Love, Wendy xoxoxoxoxoxoxoxoxoxoxoxoxoxoxoxoxoxo
Wen, it will be a long recovery process, and for the time being I do not know what I need beyond the notes of support from the knitting community, for a sense of community, even if by afar, is so strengthening! You are a dear, dear friend of mine, and I look forward to continuing our emails in Ravelry as soon as I come out of this fog. Presently Jeff and I are looking for a place to rent, and we are discussing the prospect of rebuilding, and how that will be. So stay tuned to Yarnings, to hear all, as you always do, plus a bunch more personal sent directly to you. Thank you for your warmth ~~ xx
Beyond words. Beyond horror.
Sending you strength and love and the ability to focus on the power of small things and the beauty of love
Deeply, deeply sorry.
Karin (AKA The Knitting Man Recommends)
Karin, thank you, most sincerely. I have found a few new friends it looks like , through this ordeal, and I really appreciate your popping in here in my fort. I am looking forward to not skipping a beat, and making a new blending board and carrying on with my Tweed Chronicles as soon as I settle. xx
Rebuilding after great loss is difficult but not impossible. I know you can do it; you, Jeff and Emma are stronger together.
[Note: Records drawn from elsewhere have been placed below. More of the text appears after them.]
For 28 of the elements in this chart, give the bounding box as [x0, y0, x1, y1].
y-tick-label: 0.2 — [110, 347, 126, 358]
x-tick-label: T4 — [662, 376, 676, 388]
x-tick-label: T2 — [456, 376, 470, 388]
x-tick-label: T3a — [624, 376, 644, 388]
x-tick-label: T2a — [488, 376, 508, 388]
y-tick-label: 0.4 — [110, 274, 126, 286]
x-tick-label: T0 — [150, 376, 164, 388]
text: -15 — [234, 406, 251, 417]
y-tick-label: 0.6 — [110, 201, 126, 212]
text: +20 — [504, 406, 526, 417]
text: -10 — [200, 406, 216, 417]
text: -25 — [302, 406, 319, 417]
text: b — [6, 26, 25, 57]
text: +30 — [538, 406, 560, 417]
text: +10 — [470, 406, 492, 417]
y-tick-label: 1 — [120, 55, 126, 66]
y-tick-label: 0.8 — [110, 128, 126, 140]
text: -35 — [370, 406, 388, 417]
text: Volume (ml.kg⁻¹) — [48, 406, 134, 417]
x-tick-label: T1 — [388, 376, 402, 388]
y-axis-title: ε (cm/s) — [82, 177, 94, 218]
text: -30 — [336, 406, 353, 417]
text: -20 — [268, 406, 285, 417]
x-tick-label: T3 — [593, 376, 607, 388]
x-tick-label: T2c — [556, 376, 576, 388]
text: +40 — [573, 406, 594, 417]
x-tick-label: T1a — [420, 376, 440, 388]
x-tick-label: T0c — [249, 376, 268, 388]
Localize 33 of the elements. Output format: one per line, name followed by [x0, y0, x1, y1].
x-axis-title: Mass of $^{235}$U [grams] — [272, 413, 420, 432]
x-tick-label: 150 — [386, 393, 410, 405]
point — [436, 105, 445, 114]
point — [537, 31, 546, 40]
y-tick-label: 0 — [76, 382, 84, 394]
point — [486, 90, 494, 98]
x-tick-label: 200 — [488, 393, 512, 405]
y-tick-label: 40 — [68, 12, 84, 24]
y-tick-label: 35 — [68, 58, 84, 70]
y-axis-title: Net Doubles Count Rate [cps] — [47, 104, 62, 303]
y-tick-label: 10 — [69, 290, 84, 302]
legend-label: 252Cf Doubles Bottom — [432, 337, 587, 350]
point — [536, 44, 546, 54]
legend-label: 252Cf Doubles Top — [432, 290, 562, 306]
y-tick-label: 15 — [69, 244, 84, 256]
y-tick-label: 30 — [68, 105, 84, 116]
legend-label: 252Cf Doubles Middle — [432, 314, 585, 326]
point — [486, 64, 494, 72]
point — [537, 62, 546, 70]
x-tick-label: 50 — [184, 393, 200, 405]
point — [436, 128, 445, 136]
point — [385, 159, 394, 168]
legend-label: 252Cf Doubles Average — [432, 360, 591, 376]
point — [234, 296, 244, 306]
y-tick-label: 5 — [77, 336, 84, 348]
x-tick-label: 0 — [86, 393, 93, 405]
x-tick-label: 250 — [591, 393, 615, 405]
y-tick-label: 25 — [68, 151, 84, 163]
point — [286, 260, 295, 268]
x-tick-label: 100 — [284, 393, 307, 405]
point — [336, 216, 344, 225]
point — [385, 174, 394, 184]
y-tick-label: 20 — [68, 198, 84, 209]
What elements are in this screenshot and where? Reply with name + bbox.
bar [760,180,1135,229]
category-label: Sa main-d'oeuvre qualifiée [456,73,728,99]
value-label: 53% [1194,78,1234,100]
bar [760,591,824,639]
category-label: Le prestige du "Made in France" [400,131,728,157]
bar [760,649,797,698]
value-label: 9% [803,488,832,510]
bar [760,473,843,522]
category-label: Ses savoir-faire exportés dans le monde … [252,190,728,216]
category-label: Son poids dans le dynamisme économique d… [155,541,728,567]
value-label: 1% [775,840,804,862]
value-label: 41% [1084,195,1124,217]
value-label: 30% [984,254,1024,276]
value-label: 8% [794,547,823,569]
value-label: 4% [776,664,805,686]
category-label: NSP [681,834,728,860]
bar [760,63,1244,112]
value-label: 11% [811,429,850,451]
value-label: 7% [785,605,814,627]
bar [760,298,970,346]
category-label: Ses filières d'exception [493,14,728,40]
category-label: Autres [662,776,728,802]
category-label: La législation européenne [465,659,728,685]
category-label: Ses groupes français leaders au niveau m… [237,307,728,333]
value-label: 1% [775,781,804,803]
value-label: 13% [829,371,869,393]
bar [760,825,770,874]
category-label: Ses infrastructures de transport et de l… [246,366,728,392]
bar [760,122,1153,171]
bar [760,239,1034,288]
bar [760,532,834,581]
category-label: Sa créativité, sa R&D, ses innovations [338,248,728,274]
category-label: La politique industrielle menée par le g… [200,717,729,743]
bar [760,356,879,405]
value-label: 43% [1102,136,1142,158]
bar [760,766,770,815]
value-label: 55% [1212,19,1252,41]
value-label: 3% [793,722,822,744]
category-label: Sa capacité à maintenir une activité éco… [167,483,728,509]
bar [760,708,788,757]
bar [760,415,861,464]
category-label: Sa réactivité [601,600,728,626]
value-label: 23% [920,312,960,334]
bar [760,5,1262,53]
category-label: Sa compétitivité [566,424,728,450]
Hugs, my dear. I will continue to encourage the prayers happening for you, your family, and your community from here in St. Joseph. I will be watching for a list or some suggestions of whatever you need sent to you. Please don’t forget in all the mess to provide an address to send you packages.
While I am am sure this must feel horribly devastating, you cannot give up hope. Persevere and you and Jeff will find your way. I’ll bet Emma is there trying to comfort you both. Dogs always know when thier dear two legged friends are distressed. Big big hugs!
Sheila, thank you. Yes, Emma’s dog energy helps keep me grounded for sure. Also, thank you for your prayers and offer to send things that we may need, but for now, we don’t need anything. When it is time to recover and ‘go shopping’ for a few knitting & spinning things, I will come here and promote my designs, but that can wait too. Right now we’re trying to find a place to rent and get settled in the valley, and then I can slowly tap into the friendship & generosity bestowed & taken hold here in my fort Yarnings ~~ xx
Jen I am so sorry. You and your community will be in my thoughts and prayers as you recover and rebuild. Please let me know if I can help in any way..
Your fiber friends in Sonoma Valley all love you and are heartsick over your loss. We are snatching up your patterns on Ravelry left and right, and hope that this small gesture helps in some tiny way. ❤️🙏🏼😢
I’m so sorry to hear of the loss of your home. Our Girl Scout camp on Mt Veeder was also burned out. I’ve read your post on contributing by getting something form the Rav pattern store. There’s a vest pattern that looks like something my boy would like.